Obra pública é definida na Lei nº 8.666, de 21 de junho de 1993, como toda construção, reforma, fabricação, recuperação ou ampliação de bem público, podendo ser realizada de forma direta, ou seja, quando a obra é feita pelo próprio órgão ou entidade da Administração com seus próprios meios, ou como execução indireta, quando é contratada com terceiros. Para esta última, salvo os casos de dispensa ou inexigibilidade, é necessária a deflagração de processos licitatórios.

Um diagnóstico realizado pelo Tribunal de Contas da União (TCU) identificou que de um total de 38 mil obras financiadas com recursos federais, mais de 14 mil estão paralisadas, o que representa 10 bilhões de reais aplicados e sem qualquer retorno. Os dados revelam ainda que mais de 132 bilhões de reais deixaram de ser injetados na economia. Grandes empresas, na sua maioria, por falta de repasses de recursos, viram-se obrigadas a encerrar suas atividades.

No acórdão 1079/2019, do Plenário do TCU, de 15/05/2019, referente à sessão que julgou os dados levantados no referido diagnóstico, restou determinada a expedição de 38 (trinta e oito) recomendações, as quais visam a implantação de mecanismos de planejamento e fiscalização, além de medidas que importem na efetividade das contratações públicas. Dados revelam que atualmente, dos 2.914 contratos, existem apenas seis de obras fiscalizadas pelo TCU e que tiveram indicação de irregularidades graves com recomendação de paralisação pelo órgão de controle, o que corrobora o entendimento de que as interrupções são derivadas da inadimplência da Administração, ausência de orçamento, paralisação por erros de medição e dimensionamento da obra.

Entretanto, em que pese a excelência das medidas consignadas no julgado, o silêncio quanto às medidas a serem adotadas para retomada efetiva das obras, ressarcimento dos prejuízos causados aos contratados e/ou reequilíbrio econômico-financeiro do contrato, permanece.

A Lei 8.666/93, que disciplina os contratos celebrados com a Administração Pública, estabelece que ao contratado, é facultado o direito de suspender o serviço/obra ou rescindir o contrato por inadimplência da Administração superior a 90 (noventa) dias.
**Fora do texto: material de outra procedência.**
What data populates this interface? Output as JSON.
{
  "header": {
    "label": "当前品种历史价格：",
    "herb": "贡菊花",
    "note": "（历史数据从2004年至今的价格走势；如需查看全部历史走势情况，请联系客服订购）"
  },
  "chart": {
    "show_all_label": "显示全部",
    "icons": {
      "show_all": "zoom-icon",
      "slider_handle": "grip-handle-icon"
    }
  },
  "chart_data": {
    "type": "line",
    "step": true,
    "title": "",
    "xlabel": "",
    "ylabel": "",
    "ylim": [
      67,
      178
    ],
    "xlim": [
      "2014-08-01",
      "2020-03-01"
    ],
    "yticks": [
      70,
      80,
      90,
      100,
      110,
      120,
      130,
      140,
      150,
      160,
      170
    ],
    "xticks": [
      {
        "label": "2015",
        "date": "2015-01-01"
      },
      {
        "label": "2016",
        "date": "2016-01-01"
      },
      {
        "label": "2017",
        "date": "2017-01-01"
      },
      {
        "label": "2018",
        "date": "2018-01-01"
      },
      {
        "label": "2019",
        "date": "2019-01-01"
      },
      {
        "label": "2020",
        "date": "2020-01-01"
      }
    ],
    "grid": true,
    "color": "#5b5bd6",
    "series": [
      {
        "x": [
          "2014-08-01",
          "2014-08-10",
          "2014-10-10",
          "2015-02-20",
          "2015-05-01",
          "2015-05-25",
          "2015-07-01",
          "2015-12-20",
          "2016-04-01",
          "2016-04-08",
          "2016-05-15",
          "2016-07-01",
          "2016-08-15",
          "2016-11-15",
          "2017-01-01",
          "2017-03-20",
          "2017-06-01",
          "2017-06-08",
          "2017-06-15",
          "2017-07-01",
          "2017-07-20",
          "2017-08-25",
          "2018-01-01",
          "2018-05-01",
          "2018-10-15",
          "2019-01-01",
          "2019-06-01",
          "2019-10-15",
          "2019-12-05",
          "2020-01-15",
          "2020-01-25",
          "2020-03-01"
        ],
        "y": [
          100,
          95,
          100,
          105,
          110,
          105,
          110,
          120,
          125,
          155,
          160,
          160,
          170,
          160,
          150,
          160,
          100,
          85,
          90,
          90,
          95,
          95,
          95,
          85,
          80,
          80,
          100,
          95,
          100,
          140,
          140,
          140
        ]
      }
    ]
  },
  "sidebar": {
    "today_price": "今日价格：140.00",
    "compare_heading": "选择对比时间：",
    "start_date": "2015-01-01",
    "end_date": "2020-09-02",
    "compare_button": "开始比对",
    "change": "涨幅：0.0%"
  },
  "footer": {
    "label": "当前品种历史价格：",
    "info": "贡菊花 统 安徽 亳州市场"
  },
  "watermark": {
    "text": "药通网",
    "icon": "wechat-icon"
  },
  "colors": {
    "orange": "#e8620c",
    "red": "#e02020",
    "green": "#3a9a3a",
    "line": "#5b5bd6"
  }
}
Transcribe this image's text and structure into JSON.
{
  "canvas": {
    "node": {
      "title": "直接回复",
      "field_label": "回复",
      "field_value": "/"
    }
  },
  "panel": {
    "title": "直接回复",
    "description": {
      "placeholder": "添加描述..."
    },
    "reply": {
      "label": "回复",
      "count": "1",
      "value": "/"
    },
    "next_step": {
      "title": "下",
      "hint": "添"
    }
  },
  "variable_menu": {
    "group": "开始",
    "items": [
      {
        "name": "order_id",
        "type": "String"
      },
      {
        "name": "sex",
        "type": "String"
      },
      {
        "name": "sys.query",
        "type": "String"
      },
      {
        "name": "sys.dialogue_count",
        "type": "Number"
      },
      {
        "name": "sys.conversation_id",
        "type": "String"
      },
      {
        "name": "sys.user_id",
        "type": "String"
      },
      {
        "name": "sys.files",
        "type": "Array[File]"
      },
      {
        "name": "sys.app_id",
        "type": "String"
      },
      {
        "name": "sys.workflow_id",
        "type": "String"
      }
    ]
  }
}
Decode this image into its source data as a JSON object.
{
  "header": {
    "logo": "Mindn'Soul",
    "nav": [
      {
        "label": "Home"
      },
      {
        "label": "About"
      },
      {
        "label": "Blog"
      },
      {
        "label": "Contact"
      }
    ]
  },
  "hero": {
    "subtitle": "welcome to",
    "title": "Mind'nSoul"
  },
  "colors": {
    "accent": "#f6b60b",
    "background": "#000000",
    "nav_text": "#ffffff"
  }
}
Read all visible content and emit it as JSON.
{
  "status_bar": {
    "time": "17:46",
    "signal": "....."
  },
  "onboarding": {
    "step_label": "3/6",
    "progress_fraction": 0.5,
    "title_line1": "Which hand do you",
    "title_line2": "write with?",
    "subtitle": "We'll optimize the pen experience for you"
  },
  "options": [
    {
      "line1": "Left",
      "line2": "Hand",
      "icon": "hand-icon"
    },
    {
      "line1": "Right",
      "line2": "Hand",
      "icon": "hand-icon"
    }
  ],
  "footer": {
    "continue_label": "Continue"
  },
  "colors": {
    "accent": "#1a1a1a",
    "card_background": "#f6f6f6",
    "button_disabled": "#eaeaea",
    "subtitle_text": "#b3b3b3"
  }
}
Mesmo com esse resguarde, ainda que o contratado opte pela rescisão do contrato, não se vê efetividade quando se pleiteia, administrativamente, a indenização pelos prejuízos causados, custos com desmobilização e, até mesmo, os lucros cessantes

A opção, na maioria das vezes, é pela retomada dos serviços, a fim de minimizar os prejuízos já suportados, na esperança de receber os valores devidos em atraso. Nesses casos, impera a necessidade, também, de apresentação do pedido de reequilíbrio econômico-financeiro do contrato, haja vista a existência de fatores imprevisíveis e suas consequências onerosas para a execução do objeto na forma inicialmente pactuada. De todas as formas, os entraves geralmente residem na falta de orçamento.

Por outro lado, ao tempo que inexistem medidas mais efetivas para recuperação dos créditos, a Corte de Contas da União – Acórdão 1264/19-P – decidiu impor multa ao gestor por ir de encontro ao posicionamento da Assessoria Jurídica do órgão, sem a devida motivação, optando pela formalização de determinada contratação com terceiros. Na situação em tela, o destaque do acórdão foi pelo aprofundamento de “erro grosseiro” no âmbito da responsabilização dos agentes públicos, frise-se, instituto trazido pela Lei de Introdução às Normas do Direito Brasileiro.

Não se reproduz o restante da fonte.